Indeed, both chemical and physical evidence recovered from the site allowed the team to make sense of this ancient scene, despite the aforementioned geological disruptions. Analysis of stable carbon and oxygen isotopes, along with concentrations of rare earth elements, yielded “a relatively homogeneous signature,” as the paleontologists wrote in their paper. This strongly suggests that the fossils were all derived from the same source population and that the animals died and became fossilized together. It also suggests that no other animals were introduced to the burial site at a later date.
The scientists suspect that a seasonal flood killed the tyrannosaurs, washing their bodies into a nearby lake, where they eventually became buried. The team entertained several other possibilities to explain the mass deaths, including poisoning (e.g. drinking water contaminated with cyanobacteria), drought, fire, and even drowning in quicksand. Of these scenarios, the flood is considered to be the most plausible explanation, according to the scientists.

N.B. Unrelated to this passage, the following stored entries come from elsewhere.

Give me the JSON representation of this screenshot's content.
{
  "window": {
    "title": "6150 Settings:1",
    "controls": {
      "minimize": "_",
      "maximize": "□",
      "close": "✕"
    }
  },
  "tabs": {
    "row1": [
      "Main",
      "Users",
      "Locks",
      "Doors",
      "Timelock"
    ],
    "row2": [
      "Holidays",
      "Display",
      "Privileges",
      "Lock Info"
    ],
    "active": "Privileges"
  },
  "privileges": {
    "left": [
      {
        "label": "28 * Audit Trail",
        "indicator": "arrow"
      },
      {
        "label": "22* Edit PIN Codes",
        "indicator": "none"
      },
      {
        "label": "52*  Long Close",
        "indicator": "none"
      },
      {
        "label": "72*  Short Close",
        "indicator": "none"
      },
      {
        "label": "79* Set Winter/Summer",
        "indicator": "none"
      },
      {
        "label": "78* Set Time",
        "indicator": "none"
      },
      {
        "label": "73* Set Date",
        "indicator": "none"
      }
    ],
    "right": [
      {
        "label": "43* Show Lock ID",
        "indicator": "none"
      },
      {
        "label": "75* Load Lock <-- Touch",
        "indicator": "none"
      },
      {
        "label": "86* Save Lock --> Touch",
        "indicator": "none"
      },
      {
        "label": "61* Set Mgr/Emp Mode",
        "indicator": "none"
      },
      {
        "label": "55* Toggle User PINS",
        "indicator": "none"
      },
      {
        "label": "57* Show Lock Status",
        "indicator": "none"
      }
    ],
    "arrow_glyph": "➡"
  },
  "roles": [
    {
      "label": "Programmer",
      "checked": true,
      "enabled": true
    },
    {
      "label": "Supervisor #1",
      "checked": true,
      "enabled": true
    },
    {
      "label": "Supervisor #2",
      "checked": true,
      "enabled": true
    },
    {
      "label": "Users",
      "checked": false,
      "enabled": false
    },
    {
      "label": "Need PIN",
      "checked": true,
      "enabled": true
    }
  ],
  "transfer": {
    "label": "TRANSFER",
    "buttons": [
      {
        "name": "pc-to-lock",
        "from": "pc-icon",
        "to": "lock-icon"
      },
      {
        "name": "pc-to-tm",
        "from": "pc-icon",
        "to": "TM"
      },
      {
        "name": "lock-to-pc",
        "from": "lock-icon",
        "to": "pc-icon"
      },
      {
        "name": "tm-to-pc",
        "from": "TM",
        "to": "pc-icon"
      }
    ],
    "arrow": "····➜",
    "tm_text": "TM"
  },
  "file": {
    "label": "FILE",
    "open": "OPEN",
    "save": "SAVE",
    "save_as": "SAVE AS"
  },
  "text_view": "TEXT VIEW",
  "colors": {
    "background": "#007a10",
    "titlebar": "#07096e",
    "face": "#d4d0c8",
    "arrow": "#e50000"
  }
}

The find at the Rainbows and Unicorns Quarry is obviously a big deal, as it’s potential evidence for not just cooperative hunting among tyrannosaurs but sociality in general, which could apply to other domains as well, namely extended parental care. That said, not everyone is persuaded by the new evidence.
“It is a little tougher to be so sure that these data mean that these tyrannosaurs lived together in the good times,” Kristi Curry Rogers, a biology professor at Macalester College, told the Associated Press. “It’s possible that these animals may have lived in the same vicinity as one another without travelling together in a social group, and just came together around dwindling resources as times got tougher.”
Fair enough. Just because these dino bodies were all buried together doesn’t automatically mean they actually partook in pack hunting. As Rogers suggests, the Teratophoneus dinosaurs may have gathered together to feast on a fallen animal, which may or may not have been typical behavior for these theropods. Vultures, for example, descend upon a common meal, but these birds can hardly be described as pack hunters.
Consequently, other lines of evidence will be required to bolster this hypothesis, specifically evidence to show that these animals willingly hung out with each other and that they did so in a cooperative manner. That won’t be a simple thing to prove, but nobody said paleontology was easy.